Quality improvement and research
As few geriatricians in the UK are involved in perioperative care, subspecialists will be expected to develop innovative collaborative services within their local centres. In preparation, trainees should be mentored in designing and leading quality improvement projects to effect change. This should be underpinned by attendance at management and finance meetings to gain understanding of the process of service development.
Experience in clinical research is desirable in order to develop the subspecialty. Beyond understanding the literature, support should be provided to answer novel questions through local Research and Development departments and access to specialist society grants (e.g. National Institute of Academic Anaesthetists, British Geriatric Society). Although the majority of surgery occurs in older people, they are often excluded from trials; learning how to advocate for their inclusion in research will result in meaningful outcomes.
Education and training
Dissemination of specialist knowledge needs to occur on a local and national level. Trainees should attend and contribute to local interdepartmental audit and interprofessional meetings, recognizing the educational needs of a range of healthcare professionals. Nationally, perioperative conferences are encouraging specialty engagement beyond their traditional audiences (e.g. BGS POPS, Age & Anaesthesia Association and EBPOM conferences). Trainees should be provided with ring-fenced time to attend and present work at these national meetings.
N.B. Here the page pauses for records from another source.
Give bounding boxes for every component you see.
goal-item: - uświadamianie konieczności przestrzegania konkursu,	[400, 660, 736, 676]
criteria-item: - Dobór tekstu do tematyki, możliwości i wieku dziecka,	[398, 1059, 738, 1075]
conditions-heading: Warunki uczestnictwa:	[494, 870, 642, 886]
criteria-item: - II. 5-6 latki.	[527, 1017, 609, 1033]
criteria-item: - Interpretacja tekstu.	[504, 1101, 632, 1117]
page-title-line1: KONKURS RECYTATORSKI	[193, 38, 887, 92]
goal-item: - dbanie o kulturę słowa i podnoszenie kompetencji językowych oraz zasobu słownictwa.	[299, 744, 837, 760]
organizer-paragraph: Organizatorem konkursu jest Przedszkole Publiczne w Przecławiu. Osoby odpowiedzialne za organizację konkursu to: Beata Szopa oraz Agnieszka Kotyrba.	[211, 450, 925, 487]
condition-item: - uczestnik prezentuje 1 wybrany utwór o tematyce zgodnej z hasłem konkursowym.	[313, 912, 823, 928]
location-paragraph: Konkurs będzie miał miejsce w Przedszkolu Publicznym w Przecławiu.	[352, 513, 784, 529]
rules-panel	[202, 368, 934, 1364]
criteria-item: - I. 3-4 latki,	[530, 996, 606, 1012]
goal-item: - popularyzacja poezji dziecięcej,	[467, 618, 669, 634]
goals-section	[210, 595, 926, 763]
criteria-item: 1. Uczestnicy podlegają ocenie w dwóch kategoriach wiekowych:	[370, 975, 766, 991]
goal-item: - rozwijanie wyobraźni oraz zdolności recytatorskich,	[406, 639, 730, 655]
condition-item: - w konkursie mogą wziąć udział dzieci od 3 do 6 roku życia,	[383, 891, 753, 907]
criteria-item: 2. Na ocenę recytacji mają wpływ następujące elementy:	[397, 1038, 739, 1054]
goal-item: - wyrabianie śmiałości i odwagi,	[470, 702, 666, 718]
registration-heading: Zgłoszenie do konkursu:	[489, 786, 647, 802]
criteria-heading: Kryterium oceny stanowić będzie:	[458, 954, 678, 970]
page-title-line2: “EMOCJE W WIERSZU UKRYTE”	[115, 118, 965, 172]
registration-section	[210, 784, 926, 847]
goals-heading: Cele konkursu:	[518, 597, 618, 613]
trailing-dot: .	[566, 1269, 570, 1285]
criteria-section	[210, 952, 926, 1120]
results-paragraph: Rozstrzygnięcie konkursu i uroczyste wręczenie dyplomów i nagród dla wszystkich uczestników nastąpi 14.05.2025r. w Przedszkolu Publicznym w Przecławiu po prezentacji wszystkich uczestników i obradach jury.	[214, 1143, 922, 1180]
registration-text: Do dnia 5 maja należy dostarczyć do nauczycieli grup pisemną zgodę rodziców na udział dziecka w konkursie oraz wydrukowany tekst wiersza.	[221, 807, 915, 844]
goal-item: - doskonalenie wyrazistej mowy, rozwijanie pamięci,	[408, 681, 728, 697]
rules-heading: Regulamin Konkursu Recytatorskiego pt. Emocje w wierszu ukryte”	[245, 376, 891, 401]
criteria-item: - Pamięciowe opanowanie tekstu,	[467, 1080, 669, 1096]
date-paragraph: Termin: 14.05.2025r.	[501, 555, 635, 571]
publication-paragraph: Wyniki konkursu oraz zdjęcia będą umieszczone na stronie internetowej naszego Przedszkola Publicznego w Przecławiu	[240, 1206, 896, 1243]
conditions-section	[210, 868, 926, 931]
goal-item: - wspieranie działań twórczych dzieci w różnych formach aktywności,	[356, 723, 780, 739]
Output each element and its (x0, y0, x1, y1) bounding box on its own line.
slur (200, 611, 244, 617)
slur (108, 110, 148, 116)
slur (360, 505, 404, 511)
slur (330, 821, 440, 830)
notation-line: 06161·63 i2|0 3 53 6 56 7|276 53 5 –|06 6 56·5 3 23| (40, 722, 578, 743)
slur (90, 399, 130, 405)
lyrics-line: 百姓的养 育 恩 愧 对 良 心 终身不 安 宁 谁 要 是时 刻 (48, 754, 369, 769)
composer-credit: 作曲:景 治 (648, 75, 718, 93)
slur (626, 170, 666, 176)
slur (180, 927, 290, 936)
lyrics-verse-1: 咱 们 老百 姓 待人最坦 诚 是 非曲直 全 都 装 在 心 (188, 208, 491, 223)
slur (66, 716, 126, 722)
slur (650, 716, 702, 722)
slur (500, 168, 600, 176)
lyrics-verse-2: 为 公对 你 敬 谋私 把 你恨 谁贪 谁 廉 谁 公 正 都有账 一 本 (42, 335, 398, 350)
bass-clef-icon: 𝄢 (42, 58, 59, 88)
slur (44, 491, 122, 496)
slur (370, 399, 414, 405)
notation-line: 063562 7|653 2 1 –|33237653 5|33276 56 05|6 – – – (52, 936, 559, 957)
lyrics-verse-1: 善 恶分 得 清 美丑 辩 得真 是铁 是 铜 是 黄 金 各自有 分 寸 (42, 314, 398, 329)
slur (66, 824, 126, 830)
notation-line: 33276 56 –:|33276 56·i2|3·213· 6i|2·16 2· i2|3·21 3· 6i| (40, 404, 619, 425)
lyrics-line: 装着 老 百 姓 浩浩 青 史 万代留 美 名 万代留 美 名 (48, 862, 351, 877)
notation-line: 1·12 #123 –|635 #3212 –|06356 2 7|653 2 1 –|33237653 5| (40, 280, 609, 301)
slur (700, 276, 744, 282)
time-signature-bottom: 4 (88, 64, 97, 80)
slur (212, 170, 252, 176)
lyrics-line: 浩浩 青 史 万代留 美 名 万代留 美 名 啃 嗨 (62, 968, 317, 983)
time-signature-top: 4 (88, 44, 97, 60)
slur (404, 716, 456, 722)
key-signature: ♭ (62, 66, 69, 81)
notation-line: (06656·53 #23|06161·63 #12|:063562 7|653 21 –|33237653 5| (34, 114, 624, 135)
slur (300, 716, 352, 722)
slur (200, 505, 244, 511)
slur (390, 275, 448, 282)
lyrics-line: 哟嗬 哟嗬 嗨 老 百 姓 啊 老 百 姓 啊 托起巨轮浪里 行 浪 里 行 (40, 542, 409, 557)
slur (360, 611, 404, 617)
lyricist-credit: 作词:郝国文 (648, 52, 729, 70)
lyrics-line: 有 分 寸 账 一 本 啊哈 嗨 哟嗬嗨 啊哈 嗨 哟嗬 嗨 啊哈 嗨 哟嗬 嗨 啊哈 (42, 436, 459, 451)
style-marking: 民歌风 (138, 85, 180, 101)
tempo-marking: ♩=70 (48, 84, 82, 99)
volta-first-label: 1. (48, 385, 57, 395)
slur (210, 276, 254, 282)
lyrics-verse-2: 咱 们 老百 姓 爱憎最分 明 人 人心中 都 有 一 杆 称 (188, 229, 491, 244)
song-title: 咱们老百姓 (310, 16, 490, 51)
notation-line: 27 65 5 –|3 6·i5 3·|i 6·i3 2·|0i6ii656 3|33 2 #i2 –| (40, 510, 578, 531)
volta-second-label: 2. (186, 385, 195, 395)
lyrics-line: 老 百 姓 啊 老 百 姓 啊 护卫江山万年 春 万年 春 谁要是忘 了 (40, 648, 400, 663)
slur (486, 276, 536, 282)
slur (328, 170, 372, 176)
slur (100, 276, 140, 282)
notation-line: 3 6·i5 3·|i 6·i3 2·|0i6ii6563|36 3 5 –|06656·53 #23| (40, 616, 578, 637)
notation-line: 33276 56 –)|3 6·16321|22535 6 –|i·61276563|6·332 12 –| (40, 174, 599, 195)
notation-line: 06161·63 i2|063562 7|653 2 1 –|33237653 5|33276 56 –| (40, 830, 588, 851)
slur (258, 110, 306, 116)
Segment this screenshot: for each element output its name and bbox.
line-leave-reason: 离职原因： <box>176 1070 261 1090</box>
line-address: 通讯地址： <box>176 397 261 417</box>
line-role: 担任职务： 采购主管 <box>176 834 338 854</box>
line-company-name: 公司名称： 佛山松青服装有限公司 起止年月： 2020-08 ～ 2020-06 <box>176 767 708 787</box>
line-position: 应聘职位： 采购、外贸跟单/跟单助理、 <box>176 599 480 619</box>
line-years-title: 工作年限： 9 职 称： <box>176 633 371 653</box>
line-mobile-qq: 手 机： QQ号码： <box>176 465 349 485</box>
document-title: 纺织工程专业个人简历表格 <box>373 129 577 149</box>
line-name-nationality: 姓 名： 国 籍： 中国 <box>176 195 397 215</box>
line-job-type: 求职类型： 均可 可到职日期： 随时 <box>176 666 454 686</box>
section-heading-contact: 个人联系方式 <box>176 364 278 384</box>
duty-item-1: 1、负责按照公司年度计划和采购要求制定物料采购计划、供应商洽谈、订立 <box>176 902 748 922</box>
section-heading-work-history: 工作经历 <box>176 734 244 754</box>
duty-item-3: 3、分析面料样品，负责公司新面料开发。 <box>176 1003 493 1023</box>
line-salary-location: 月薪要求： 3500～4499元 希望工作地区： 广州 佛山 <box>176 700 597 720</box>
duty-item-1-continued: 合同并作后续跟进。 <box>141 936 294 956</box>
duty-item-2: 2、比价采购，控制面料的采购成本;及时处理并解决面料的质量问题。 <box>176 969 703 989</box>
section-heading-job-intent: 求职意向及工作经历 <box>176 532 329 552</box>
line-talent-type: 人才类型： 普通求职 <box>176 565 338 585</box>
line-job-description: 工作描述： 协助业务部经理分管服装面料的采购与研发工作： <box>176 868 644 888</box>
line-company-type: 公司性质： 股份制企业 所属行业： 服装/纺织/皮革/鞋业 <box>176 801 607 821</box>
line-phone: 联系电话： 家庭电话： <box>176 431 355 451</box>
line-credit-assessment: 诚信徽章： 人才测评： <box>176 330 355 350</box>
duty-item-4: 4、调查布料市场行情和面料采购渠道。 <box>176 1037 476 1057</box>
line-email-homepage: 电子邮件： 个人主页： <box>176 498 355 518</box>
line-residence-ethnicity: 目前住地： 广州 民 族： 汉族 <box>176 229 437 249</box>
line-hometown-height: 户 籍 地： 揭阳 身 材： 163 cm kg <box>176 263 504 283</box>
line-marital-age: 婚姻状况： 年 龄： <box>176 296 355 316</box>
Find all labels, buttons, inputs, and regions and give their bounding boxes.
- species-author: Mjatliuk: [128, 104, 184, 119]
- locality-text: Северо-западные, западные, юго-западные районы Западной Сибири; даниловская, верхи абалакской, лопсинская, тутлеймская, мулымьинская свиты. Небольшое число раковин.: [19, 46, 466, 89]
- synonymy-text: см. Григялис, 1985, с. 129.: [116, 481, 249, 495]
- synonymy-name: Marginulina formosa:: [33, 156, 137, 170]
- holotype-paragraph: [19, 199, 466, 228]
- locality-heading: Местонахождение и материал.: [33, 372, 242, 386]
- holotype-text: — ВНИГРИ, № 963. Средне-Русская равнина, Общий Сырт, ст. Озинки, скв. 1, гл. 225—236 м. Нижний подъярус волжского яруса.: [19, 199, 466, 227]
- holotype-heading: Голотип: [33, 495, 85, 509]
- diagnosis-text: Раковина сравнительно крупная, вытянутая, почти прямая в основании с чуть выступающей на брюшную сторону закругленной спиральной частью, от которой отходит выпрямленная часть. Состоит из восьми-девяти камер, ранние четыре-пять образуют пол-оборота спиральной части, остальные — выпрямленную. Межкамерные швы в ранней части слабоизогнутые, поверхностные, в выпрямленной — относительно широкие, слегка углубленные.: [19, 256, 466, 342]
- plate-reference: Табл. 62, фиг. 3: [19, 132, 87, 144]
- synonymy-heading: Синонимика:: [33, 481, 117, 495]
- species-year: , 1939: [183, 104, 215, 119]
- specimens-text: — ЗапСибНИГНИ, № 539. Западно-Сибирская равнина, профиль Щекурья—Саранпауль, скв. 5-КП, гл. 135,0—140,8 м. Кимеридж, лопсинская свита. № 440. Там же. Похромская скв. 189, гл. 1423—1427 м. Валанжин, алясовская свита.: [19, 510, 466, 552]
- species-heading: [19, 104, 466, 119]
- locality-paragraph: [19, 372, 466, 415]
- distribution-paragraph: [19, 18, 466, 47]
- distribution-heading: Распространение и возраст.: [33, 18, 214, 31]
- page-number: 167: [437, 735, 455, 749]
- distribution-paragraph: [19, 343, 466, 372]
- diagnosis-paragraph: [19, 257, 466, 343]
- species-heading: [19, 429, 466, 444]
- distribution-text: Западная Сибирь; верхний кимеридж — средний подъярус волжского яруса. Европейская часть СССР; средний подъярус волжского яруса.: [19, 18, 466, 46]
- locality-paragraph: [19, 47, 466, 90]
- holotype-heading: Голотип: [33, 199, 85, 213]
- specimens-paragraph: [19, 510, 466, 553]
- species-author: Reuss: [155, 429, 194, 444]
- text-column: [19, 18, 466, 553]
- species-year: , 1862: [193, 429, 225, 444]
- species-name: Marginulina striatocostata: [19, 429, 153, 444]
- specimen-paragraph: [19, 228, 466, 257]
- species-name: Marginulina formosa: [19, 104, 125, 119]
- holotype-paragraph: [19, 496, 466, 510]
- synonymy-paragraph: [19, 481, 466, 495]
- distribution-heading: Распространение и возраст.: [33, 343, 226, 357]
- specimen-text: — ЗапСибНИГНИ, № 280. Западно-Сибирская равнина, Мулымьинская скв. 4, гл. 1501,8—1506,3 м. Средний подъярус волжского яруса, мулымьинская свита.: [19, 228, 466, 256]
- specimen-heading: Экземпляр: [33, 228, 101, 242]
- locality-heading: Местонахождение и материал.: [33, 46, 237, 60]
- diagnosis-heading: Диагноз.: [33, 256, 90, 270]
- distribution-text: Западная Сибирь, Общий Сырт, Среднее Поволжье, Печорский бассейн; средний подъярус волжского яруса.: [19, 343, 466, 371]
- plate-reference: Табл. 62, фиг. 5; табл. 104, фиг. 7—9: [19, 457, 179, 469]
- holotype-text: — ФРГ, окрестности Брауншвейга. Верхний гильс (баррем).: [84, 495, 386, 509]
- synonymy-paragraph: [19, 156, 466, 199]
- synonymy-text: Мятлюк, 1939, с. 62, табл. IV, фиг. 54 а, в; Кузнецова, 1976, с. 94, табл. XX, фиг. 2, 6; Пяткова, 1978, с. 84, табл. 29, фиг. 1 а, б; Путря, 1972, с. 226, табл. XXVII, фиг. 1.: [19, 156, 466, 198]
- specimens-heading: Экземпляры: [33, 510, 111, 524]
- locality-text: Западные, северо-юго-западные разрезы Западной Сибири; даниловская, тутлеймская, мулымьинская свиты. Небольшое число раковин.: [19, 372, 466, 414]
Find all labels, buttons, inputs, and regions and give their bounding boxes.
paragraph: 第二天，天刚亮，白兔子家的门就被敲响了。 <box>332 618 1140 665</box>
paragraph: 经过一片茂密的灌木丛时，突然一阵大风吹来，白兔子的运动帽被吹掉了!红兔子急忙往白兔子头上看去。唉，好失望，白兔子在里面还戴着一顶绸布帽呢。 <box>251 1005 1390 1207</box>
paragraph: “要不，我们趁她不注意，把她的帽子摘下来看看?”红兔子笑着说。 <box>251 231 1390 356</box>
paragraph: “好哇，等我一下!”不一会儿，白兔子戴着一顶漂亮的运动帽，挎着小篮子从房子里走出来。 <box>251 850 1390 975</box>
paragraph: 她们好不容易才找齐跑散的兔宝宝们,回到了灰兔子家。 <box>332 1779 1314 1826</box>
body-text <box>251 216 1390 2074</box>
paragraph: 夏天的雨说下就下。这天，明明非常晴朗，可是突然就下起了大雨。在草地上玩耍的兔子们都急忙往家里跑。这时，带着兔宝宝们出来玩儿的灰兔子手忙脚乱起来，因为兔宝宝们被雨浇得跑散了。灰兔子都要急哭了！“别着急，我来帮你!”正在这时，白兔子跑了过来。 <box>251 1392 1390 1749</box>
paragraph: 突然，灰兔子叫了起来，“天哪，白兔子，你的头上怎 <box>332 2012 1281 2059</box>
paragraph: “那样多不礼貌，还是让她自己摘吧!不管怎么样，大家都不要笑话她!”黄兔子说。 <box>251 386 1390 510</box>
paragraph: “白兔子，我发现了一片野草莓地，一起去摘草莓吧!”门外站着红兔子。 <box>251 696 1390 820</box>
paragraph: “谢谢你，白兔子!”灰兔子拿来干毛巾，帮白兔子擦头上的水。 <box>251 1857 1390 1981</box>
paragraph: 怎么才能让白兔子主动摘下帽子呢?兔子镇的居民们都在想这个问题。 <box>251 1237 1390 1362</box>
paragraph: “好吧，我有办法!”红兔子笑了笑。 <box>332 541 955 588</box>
In conclusion, subspecialist training for geriatricians in perioperative medicine needs to expand to meet future service needs, and integrate and shape the perioperative pathway for older people. Developing specialist OOP training programmes will help to disseminate evidence-based practice, while training specialists equipped to establish clinical services and pathways.
Declaration of interest
J.S.L.P. is a member of the British Geriatrics Society Proactive Care of Older People undergoing Surgery (POPS) Special Interest Group (SIG). J.K.D. is a member of the Royal College of Anaesthetists' working party on perioperative medicine, a member of the AAGBI guidelines on perioperative care for older people, a member of the NICE guideline development group for preoperative testing, and chair of the British Geriatrics Society Proactive Care of Older People undergoing Surgery (POPS) Special Interest Group (SIG). Work includes review of the SpR curriculum. The other authors have no conflicts of interest to declare.